Quantification of Chondrocyte Death and Proteoglycan Content in Mechanically Impacted Articular Cartilage
Impact injuries can lead to cellular and matrix changes in articular cartilage, similar to those occurring in the pathenogenesis of secondary osteoarthritis. The purpose of this study was to examine the changes in cartilage following an impact injury as a model for early osteoarthritic degradation. Using an in vitro organ culture model, the proteoglycan content and the viability of chondrocytes relative to the magnitude of an impact injury, the time following the injury and the relative location within the cartilage layer was examined. In this study, it was hypothesized that injurious mechanical loading would result in increased chondrocyte death and decreased proteoglycan content with increasing load and time in culture. Paired porcine knee joints were obtained fresh and patellae were removed using sterile techniques.

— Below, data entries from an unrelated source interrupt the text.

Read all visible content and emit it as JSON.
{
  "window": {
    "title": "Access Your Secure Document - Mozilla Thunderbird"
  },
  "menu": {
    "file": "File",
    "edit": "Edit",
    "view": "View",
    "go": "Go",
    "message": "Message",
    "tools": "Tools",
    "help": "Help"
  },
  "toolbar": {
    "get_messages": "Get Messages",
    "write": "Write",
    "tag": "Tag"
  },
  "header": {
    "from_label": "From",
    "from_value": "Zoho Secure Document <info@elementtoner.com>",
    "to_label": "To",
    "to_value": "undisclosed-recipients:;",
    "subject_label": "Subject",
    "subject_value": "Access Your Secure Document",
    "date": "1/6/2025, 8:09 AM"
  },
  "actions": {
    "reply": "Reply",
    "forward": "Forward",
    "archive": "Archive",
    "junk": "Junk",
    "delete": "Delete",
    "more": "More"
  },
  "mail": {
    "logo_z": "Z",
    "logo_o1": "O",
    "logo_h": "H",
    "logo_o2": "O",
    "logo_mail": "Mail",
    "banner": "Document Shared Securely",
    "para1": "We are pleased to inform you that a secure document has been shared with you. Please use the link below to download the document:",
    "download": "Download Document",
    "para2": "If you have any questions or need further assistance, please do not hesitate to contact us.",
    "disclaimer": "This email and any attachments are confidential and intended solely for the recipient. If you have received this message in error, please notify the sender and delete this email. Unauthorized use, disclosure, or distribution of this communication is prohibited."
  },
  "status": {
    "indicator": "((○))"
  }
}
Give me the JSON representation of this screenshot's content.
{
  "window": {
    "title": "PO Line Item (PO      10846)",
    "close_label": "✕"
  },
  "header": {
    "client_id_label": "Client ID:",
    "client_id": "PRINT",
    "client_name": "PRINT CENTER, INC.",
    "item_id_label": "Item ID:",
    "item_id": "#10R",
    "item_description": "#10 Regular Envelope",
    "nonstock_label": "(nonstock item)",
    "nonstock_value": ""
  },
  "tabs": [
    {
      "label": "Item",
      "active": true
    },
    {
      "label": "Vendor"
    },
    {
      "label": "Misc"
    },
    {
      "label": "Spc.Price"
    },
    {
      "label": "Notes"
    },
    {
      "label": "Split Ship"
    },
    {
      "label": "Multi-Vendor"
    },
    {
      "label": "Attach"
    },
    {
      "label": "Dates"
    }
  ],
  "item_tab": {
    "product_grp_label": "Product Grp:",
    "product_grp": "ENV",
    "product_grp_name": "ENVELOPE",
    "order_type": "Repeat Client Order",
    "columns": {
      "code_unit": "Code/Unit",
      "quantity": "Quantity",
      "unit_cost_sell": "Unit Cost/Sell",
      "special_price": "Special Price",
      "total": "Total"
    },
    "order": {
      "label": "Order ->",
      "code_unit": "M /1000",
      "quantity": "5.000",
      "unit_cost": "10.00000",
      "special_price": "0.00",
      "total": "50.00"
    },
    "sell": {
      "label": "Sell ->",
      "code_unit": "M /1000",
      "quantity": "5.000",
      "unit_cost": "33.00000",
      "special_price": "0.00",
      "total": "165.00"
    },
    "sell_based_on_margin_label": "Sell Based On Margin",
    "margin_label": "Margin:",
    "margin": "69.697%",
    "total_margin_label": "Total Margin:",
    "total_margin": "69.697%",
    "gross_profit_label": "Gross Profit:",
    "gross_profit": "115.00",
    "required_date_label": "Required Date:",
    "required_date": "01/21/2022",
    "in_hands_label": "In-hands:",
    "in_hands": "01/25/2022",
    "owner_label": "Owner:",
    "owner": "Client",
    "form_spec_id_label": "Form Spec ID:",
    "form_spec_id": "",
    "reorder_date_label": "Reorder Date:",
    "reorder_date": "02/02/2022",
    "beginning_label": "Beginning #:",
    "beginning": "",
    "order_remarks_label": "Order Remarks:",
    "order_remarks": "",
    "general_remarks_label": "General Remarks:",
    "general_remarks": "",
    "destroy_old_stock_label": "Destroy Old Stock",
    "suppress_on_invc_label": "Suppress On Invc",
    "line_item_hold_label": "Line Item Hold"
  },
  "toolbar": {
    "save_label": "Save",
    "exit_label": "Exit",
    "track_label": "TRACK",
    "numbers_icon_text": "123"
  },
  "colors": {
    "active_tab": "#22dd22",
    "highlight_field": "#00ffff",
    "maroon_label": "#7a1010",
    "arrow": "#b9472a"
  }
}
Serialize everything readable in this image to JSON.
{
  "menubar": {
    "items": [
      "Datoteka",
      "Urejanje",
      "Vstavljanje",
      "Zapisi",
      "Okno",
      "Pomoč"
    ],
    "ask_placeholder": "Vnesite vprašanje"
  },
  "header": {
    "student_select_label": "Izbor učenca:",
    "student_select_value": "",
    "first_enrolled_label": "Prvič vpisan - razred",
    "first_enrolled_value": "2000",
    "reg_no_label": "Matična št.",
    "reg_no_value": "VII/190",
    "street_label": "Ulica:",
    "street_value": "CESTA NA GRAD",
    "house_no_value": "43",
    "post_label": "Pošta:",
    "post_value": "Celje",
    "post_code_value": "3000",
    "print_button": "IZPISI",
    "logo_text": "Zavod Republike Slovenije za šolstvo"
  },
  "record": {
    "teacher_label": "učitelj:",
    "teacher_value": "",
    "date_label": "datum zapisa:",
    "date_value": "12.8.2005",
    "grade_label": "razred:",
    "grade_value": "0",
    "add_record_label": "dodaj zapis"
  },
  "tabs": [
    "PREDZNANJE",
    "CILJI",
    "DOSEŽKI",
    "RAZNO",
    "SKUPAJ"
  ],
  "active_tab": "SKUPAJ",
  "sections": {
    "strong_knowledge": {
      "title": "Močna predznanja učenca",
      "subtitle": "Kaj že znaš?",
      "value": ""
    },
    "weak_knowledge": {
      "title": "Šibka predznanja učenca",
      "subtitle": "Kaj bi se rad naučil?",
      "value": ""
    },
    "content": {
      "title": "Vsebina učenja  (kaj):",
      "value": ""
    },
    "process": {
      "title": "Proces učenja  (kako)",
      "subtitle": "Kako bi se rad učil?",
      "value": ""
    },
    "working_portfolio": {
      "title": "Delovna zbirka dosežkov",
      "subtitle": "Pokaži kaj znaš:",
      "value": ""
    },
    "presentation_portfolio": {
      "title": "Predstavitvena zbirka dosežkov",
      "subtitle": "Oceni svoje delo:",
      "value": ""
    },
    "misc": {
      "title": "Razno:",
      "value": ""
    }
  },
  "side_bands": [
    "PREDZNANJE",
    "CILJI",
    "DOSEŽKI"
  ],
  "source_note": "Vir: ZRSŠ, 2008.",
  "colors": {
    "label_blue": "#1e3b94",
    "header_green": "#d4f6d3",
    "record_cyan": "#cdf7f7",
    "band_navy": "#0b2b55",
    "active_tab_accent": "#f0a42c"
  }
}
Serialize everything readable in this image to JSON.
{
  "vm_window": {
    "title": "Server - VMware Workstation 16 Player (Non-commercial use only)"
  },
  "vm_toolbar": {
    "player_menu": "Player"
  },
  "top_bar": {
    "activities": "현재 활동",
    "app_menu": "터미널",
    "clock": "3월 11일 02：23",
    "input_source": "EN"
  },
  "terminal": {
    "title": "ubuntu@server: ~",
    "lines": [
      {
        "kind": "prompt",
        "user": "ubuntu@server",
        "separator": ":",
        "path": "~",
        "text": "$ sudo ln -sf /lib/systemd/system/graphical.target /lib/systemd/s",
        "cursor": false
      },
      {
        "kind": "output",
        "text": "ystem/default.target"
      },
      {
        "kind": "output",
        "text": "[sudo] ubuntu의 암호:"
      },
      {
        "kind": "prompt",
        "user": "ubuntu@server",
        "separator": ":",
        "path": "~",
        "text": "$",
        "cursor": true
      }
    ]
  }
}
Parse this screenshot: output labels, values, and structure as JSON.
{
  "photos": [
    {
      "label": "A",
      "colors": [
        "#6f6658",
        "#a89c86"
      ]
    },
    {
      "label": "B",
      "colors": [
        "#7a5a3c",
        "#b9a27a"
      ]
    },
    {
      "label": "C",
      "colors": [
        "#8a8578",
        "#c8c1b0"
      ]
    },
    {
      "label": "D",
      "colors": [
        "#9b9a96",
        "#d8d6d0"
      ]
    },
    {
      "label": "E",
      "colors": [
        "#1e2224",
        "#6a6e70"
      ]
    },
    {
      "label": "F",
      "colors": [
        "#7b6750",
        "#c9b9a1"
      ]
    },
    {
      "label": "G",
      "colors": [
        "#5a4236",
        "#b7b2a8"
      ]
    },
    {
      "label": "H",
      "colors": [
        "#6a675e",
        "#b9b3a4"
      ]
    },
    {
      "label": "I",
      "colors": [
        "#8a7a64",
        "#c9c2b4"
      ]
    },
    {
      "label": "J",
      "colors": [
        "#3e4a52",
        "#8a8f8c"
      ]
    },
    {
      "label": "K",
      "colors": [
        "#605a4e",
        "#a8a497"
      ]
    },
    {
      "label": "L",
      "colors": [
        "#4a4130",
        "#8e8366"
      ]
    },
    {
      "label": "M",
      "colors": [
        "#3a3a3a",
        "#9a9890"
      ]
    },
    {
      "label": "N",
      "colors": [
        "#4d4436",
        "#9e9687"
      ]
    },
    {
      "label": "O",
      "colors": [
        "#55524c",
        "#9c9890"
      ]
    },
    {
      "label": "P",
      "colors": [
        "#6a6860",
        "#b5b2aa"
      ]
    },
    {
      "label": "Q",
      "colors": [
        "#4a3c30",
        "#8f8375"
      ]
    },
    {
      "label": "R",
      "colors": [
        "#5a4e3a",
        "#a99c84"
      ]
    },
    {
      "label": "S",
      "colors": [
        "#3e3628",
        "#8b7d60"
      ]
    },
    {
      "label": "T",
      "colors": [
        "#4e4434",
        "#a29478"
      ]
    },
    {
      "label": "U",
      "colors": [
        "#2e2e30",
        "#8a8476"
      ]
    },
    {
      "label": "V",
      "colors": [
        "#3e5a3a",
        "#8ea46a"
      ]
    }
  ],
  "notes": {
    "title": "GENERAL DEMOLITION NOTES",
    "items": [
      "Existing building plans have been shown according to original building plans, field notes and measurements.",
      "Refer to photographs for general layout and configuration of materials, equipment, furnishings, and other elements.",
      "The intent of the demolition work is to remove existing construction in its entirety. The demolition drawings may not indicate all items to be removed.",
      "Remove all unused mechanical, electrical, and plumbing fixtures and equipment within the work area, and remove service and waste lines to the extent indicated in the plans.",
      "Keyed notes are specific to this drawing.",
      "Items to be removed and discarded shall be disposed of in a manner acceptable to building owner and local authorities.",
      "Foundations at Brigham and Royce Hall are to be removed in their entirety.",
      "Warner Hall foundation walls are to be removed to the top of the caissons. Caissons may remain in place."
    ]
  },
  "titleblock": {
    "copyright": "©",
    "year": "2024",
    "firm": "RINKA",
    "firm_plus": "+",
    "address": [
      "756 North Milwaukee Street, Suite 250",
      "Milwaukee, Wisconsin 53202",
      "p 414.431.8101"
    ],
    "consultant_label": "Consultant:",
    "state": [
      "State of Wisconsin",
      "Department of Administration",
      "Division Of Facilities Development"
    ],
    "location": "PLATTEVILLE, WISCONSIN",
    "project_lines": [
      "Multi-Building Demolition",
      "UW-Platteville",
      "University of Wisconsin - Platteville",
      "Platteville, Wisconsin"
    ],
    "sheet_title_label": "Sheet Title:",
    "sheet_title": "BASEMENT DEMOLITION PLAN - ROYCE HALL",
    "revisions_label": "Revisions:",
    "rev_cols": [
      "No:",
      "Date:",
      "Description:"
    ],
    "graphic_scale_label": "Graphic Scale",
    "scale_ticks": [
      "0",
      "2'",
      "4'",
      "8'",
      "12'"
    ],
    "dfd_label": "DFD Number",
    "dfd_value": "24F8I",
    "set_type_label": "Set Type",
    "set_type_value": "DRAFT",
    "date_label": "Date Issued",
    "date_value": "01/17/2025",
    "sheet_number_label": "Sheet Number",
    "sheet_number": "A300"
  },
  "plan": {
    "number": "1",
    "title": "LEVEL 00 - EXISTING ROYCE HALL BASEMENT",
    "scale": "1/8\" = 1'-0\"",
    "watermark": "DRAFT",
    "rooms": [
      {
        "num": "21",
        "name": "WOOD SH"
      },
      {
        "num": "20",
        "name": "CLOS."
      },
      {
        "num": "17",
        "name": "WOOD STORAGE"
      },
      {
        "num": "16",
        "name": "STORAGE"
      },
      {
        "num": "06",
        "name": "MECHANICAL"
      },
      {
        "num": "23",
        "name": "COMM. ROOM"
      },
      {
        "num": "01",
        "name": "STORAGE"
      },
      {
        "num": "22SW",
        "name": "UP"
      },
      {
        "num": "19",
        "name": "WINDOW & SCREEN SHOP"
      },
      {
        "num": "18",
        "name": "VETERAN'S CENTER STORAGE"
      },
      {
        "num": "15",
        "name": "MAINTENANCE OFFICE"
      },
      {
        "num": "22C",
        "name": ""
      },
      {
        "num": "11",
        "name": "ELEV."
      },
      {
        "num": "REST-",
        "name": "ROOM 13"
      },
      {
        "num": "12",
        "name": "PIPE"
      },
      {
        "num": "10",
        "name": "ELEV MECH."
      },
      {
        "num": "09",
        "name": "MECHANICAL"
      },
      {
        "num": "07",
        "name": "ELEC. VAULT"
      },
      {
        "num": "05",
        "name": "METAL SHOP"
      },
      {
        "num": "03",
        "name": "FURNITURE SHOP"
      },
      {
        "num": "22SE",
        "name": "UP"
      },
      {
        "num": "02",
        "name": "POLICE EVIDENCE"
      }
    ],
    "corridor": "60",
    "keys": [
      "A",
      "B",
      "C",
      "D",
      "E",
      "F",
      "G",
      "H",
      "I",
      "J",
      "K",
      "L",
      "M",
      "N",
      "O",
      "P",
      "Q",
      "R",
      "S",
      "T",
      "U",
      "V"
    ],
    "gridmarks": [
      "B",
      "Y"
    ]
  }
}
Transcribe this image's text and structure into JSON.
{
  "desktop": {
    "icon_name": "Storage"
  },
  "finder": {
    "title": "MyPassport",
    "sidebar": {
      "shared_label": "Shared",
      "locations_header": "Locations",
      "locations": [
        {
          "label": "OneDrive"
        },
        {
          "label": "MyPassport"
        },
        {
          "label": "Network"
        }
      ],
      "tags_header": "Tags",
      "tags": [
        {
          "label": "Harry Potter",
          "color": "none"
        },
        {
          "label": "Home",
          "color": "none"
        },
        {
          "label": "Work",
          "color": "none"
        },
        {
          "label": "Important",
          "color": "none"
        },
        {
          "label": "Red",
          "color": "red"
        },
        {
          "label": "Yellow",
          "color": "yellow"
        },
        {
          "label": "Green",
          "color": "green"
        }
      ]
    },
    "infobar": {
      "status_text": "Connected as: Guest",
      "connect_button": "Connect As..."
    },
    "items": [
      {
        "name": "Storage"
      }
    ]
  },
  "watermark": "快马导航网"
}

A total of 36 patellae were used. Twelve patellar cartilage specimens were subjected to controlled mechanical injuries to a force level of 1000 N (medium) and 12 specimens at a force level of 2000 N (high). Twelve patellae were used as non-injured controls. Following impaction, the intact patellae were placed in organ culture for 0, 3, 7 or 14 days and subsequent degenerative changes over time were assessed. Cell viability was quantified using a MTT (3,(4,5-dimethylthiazoyl-2-yl) 2,5(diphenyl-tetrazolium bromide) assay and the percentage of dead cells at various positions was determined. Proteoglycan concentration was measured using Safranin-O staining intensities. There was a significant, location dependent, cell death increase with increasing impact load. A significant location dependent decrease in proteoglycan content was observed from medium impactions, while an increase in proteoglycan content was seen from high impactions. In conclusion, the magnitude of an impact load can significantly affect the degree of matrix changes throughout the depth of articular cartilage tissue over time.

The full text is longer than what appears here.